Komunikasi Ritual dalam Pelestarian Kearifan Lokal di Desa Waesano, Kecamatan Sanonggoang, Kabupaten Manggarai Barat
Abstract
Salah satu sebab kerusakan hutan tropis adalah hilangnya masyarakat lokal
di sekitar hutan yang memiliki pengetahuan ekologi tradisional seperti pemanfaatan
tanaman obat dan sumber mata air.
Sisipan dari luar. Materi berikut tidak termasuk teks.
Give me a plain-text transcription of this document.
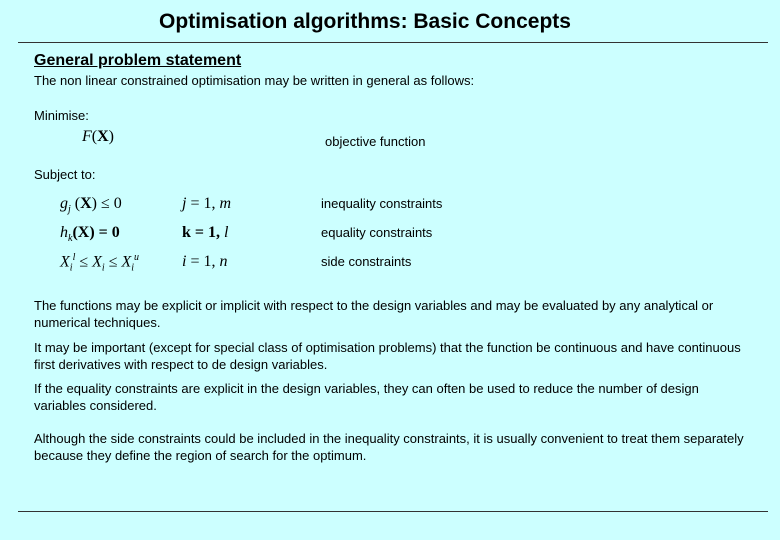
Optimisation algorithms: Basic Concepts
General problem statement
The non linear constrained optimisation may be written in general as follows:
Minimise:
F(X)	objective function
Subject to:
$g_j$ (X) ≤ 0	j = 1, m	inequality constraints
$h_k(X) = 0$	k = 1, l	equality constraints
$X_i^l \le X_i \le X_i^u$	i = 1, n	side constraints
The functions may be explicit or implicit with respect to the design variables and may be evaluated by any analytical or numerical techniques.
It may be important (except for special class of optimisation problems) that the function be continuous and have continuous first derivatives with respect to de design variables.
If the equality constraints are explicit in the design variables, they can often be used to reduce the number of design variables considered.
Although the side constraints could be included in the inequality constraints, it is usually convenient to treat them separately because they define the region of search for the optimum.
Selain itu secara sosial ekonomi mereka
bergantung dalam pemenuhan kebutuhan hidup termasuk pangan dan kesehatan.
Penggundulan hutan di Indonesia cenderung meningkat dari tahu ke tahun.
Deforestasi pada 1970-an mencapai 300.000 hektare meningkat menjadi 600.000
hektare (1981); dan pada 1990 mencapai satu juta hektare. Sejak 1996, laju
deforestasi meningkat menjadi menjadi rata-rata dua juta hektare per tahun.
Pemanfaatan tumbuhan obat dan sumber mata air merupakan kearifan lokal
Warga Desa Waesano, Kecamatan Sanonggoang, Kabupaten Manggarai Barat.
Kearifan lokal sebagai bentuk kebudayaan, yakni keseluruhan sistem gagasan,
tindakan, dan hasil karya manusia dalam kehidupan masyarakat yang dijadikan
milik diri manusia dengan belajar. Manusia menciptakan budaya sebagai suatu
adaptasi terhadap lingkungan fisik dan biologis.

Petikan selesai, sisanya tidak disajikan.